Why Fianna Fail Will Probably Be Back

There are no ideas in Irish politics. Sean O’Faolain recognised this in 1945, when he wrote:

Irish politics today are not politics; our two main parties are indistinguishable not because their political ideas are alike but because neither has any political idea at all – warriors of destiny and the race of the Gaels – silly romantic titles that confess a complete intellectual vacancy as far as the reality of political ideas are concerned.

Seven decades later, this observation holds. Our two main political parties, Fianna Fail (the “warriors of destiny”) and Fine Gael (the “race of the Gaels”) are still distinguished by the positions they took over the Anglo-Irish Treaty in 1922. When Bertie Ahern and, later, Brian Cowen occupied the Taoiseach’s office in Leinster House, a portrait of Eamon De Valera hung on the wall. When Enda Kenny took over in 2011, he replaced the portrait of Dev with a portrait of Michael Collins. This is as close to an ideological debate as Fianna Fail and Fine Gael have ever gotten.

The economic boom that began in Ireland in the late 1990s and continued until 2008 created something that had never really existed in Ireland before: a large and prosperous middle class. As a result, Irish politics changed. The majority of Irish people will now vote for what they perceive to be the party of middle class self-interest. This is now the only “idea” in Irish politics. From 1997 to 2008, therefore, the Irish people voted for Fianna Fail – the party that presided over the Celtic Tiger. When the banking crisis struck in late 2008, it became clear to the Irish electorate that Fianna Fail were no longer competent to serve as the guardians of middle class self-interest. Fine Gael became the largest party in the 2011 general election with the tacit understanding that they would put things back the way they were – that they would make Ireland’s new middle class feel rich and safe again. The reason they were not booted out of power in 2016 is that, to a significant portion of the Irish electorate, they seemed to have done this.

During Fine Gael’s term in power, Fianna Fail has been attempting once again to position itself as the party of middle class self-interest. (And so has Sinn Fein: this is what Martin McGuinness’s presidential campaign was all about.) Separately, many Irish voters have been secretly waiting for the day when it is once again safe to vote for Fianna Fail, who, the last time they were in power, enabled these voters to get rich without having to worry too much about irritating rules and regulations.

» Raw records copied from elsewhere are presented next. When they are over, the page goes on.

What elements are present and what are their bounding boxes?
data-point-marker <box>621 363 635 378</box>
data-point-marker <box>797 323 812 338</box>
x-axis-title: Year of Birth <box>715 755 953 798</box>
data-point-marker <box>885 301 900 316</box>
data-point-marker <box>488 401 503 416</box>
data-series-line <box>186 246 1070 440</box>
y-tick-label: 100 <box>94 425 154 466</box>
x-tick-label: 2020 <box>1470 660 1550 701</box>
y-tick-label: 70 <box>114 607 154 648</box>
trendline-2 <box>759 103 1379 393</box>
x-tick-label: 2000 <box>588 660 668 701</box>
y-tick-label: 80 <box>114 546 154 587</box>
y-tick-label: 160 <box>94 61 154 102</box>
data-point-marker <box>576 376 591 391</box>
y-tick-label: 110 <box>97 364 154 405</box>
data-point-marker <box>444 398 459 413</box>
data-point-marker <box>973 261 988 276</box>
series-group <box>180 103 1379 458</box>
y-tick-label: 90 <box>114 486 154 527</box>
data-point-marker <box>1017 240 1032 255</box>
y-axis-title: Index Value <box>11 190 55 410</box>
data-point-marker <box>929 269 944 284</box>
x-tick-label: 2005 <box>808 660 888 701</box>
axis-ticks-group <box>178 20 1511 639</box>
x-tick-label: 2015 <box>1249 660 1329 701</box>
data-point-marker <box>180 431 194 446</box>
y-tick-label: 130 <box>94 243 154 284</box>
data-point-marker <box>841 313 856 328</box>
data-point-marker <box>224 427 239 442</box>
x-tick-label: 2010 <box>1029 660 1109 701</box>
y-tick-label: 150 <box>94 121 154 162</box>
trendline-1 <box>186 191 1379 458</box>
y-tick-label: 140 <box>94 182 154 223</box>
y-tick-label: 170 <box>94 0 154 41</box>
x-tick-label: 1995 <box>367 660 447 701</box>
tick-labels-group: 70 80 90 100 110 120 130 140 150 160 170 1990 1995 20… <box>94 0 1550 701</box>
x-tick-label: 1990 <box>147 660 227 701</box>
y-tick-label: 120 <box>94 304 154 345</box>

With the current crisis in the Fine Gael-led coalition – and with no clearly electable successor in line to replace Enda Kenny – the return of Fianna Fail to power, as the party of middle class self-interest, seems increasingly likely.

In the event of another global financial crisis, of course, Fianna Fail will fare no better than Fine Gael, since both parties share the same outdated neoliberal view of economic policy. The problem is that the fate of the Irish middle class is not really in the hands of any particular Irish government. It is in the hands of a complex global system that no one really understands or knows how to control. Enda Kenny’s tenure as Taoiseach was predicated on ignoring this fact. His successor may not be able to do the same.